Our idea of vulnerability draws from feminist and posthuman understandings of the body as an entity embedded in a naturculture continuum and, therefore, inherently open to change. This notion of vulnerability counters that of current neoliberalism that posits human integrity as a dogma. In Schubert’s latest project mEat me, by practicing a biotechnologically enabled cannibalism – executed on and with herself – her body becomes a machine for food production. In doing so, the traditional, religious and cultural integrity of the human body is perforated by a removal of human supremacy over other living beings.

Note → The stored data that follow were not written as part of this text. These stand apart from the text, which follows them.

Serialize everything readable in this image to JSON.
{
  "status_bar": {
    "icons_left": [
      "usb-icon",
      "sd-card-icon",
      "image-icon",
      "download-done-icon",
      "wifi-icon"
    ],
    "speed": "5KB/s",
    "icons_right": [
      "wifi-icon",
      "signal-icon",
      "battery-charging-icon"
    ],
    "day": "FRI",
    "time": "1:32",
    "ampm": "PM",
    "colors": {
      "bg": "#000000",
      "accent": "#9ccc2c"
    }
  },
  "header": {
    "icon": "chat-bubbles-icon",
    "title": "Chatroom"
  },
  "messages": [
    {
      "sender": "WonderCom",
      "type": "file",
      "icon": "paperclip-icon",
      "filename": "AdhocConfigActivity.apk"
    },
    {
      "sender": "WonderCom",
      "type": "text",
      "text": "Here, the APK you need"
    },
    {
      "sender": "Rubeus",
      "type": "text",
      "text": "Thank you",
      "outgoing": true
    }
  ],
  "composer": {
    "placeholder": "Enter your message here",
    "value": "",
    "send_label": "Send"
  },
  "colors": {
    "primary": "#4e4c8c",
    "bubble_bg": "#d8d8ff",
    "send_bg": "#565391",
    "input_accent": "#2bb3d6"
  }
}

In Donnarumma’s choreographic research for Eingeweide, technical and somatic processes connect human and robotic embodiments in a refractory type of body. This allows a mode of perception that relies in equal measure on human and robotic capacities and weaknesses; corporeality becomes thus a scaffold for the configuration of organic and artificial parts, where each has unique forms of expression. In Pevere’s work Wombs slug and human matter are revealed as life forms possessing a type of agency that demand an artist to negotiate with them, instead of attempting to control them. Through this lens, the act of dealing with and nurturing biological matter helps attune to the agency of other-than-human beings. Any living matter, in fact, is equally bound to death.

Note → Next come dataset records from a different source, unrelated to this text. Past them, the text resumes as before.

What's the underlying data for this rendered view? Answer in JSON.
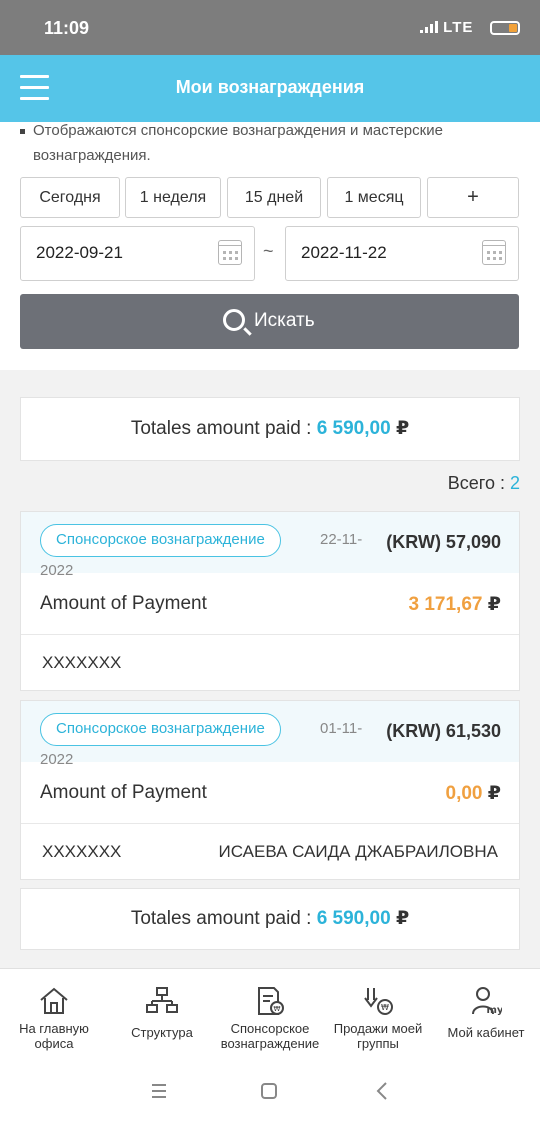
{
  "status_bar": {
    "time": "11:09",
    "network": "LTE"
  },
  "app_bar": {
    "title": "Мои вознаграждения"
  },
  "notice": {
    "line1": "Отображаются спонсорские вознаграждения и мастерские",
    "line2": "вознаграждения."
  },
  "periods": [
    {
      "label": "Сегодня"
    },
    {
      "label": "1 неделя"
    },
    {
      "label": "15 дней"
    },
    {
      "label": "1 месяц"
    },
    {
      "label": "+"
    }
  ],
  "date_range": {
    "from": "2022-09-21",
    "separator": "~",
    "to": "2022-11-22"
  },
  "search_button": {
    "label": "Искать"
  },
  "totals_top": {
    "label": "Totales amount paid : ",
    "amount": "6 590,00",
    "currency": "₽"
  },
  "count": {
    "label": "Всего : ",
    "value": "2"
  },
  "rewards": [
    {
      "type": "Спонсорское вознаграждение",
      "date_part1": "22-11-",
      "date_part2": "2022",
      "krw": "(KRW) 57,090",
      "payment_label": "Amount of Payment",
      "payment_amount": "3 171,67",
      "currency": "₽",
      "code": "XXXXXXX",
      "name": ""
    },
    {
      "type": "Спонсорское вознаграждение",
      "date_part1": "01-11-",
      "date_part2": "2022",
      "krw": "(KRW) 61,530",
      "payment_label": "Amount of Payment",
      "payment_amount": "0,00",
      "currency": "₽",
      "code": "XXXXXXX",
      "name": "ИСАЕВА САИДА ДЖАБРАИЛОВНА"
    }
  ],
  "totals_bottom": {
    "label": "Totales amount paid : ",
    "amount": "6 590,00",
    "currency": "₽"
  },
  "bottom_nav": [
    {
      "label": "На главную офиса",
      "icon": "home-icon"
    },
    {
      "label": "Структура",
      "icon": "structure-icon"
    },
    {
      "label": "Спонсорское вознаграждение",
      "icon": "sponsor-reward-icon"
    },
    {
      "label": "Продажи моей группы",
      "icon": "group-sales-icon"
    },
    {
      "label": "Мой кабинет",
      "icon": "my-cabinet-icon"
    }
  ],
  "colors": {
    "accent": "#2cb3d9",
    "appbar": "#55c5e8",
    "payment": "#f0a040",
    "search_button": "#6d7077"
  }
}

The trajectories emerging from the artistic positions open to a discussion of society’s inherent taboos around bodies and difference. The contributing artists invite Kapelica’s curators to chart the evolution of these taboos grounded in the gallery’s work intersecting biopolitics and techno-scientific applications. Expanding the dialogue into philosophical terrain, MacCormack’s contribution draws on her recently published book “The Ahuman Manifesto” to elicit a call to action to further deconstruct identity and anthropocentrism. Both Kapelica’s and MacCormack’s trajectories suggest how we may compose the human differently, thus eroding human privilege and established narratives of power.

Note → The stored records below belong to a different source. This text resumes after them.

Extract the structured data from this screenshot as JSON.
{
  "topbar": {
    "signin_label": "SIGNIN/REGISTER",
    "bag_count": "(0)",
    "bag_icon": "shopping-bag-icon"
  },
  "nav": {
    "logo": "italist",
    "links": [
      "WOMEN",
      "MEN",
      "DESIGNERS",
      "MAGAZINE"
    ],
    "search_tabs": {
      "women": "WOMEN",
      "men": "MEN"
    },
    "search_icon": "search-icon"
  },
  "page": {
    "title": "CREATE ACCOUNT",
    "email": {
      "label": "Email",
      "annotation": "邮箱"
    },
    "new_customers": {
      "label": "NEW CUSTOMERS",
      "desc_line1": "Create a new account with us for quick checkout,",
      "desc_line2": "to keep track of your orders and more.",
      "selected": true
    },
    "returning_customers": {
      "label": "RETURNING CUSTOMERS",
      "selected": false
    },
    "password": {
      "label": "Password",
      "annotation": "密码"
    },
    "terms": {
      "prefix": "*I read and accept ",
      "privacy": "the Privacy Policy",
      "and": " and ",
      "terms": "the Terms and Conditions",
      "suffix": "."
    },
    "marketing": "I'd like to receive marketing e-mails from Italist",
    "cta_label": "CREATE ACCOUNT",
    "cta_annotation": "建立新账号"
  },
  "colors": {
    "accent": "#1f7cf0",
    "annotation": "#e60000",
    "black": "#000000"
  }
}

The surging social polarization and environmental crisis are the result of a reckless celebration of human dominance over all that lives. Art may harness vulnerability as a gateway to intimate connections between human, robotic and non-human beings. This implies to avow and negotiate with the diverse vulnerabilities of the artwork, of biological matter, of robotic machines, as well as that of the artists themselves. Such a research approach magnifies the ever-changing relation between entities of different kinds and reminds us that all forms of embodiment - and the way we understand them - are inherently unstable.